Welsh violinist, composer and musician

Angharad Davies is a Welsh violinist and composer, known for her work in the field of free improvisation, her use of prepared violin (using techniques similar to the prepared piano), her extensive discography and collaborative work with other musicians.

== Early life and education ==
Davies was born in Aberystwyth, Wales, and grew up in a musical household, playing in local brass bands alongside her father and brother. Her father was an amateur trumpet player and her brother is Rhodri Davies, now known as an improvising harpist. She studied at the Royal Northern College of Music and subsequently with violinists Charles-Andre Linale in Düsseldorf, Germany and Howard Davis in London.

== Career ==
Davies has collaborated on improvised projects with musicians and artists including Tarek Atoui, Tony Conrad, Laura Cannell, Jack McNamara, Roberta Jean and J.G.Thirlwell.

Davies is also active in the field of contemporary composition and is a frequent member of the ensemble Apartment House. Davies' composed works include Solo Violin and Four Bass Amps, in which the violin is deconstructed during the performance of the piece, and the orchestral work I ble’r aeth y gwrachod I gyd…?, which was commissioned by the 2019 London Contemporary Music Festival. She has been commissioned by Explore Ensemble, and GBSR Duo.

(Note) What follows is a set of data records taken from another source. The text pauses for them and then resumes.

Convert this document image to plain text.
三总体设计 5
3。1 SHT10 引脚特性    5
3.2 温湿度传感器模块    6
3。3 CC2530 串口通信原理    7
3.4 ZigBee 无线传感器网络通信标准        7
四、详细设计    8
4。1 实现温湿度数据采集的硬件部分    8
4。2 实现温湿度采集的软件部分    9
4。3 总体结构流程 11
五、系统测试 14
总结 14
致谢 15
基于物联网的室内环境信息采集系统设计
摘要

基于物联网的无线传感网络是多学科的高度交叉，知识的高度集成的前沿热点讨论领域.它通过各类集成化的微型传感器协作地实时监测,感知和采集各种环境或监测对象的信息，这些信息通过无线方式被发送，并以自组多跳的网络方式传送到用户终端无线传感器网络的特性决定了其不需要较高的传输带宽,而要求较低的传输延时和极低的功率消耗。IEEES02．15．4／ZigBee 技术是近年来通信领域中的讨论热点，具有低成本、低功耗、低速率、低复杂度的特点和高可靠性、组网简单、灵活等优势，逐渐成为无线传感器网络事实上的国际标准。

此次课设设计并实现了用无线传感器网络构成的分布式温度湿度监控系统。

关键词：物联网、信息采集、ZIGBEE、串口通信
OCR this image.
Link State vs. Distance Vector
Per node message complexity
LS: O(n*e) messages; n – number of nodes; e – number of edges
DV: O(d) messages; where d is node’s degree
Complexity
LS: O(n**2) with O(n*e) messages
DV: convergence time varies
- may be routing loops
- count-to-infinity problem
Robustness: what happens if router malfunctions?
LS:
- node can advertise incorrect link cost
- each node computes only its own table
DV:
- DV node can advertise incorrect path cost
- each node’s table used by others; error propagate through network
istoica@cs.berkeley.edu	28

Davies has also collaborated with French composer Éliane Radigue, who wrote the solo violin work OCCAM XXI for her in 2015.

She played violin in the score for the 2025 film The Testament of Ann Lee.

== Discography ==

Davies is credited with performances on over 50 album recordings, appearing alongside an extensive list of improvising musicians including Tom Chant, Benedict Drew, John Edwards, Axel Dörner, Johnny Chang, John Tilbury, Lina Lapelyte, John Lely, Rie Nakajima and Toshimaru Nakamura. As of 2020, Davies has appeared on twenty one albums on the UK improvised and experimental music label Another Timbre.

She is also credited with appearances on The Magic Numbers eponymous 2005 album and Richard Dawson's 2017 album Peasant. Dawson described Davies' idiosyncratic violin playing on his album as “being like a layer of frost, or maybe dew, or maybe like a light fog, just clinging to everything”.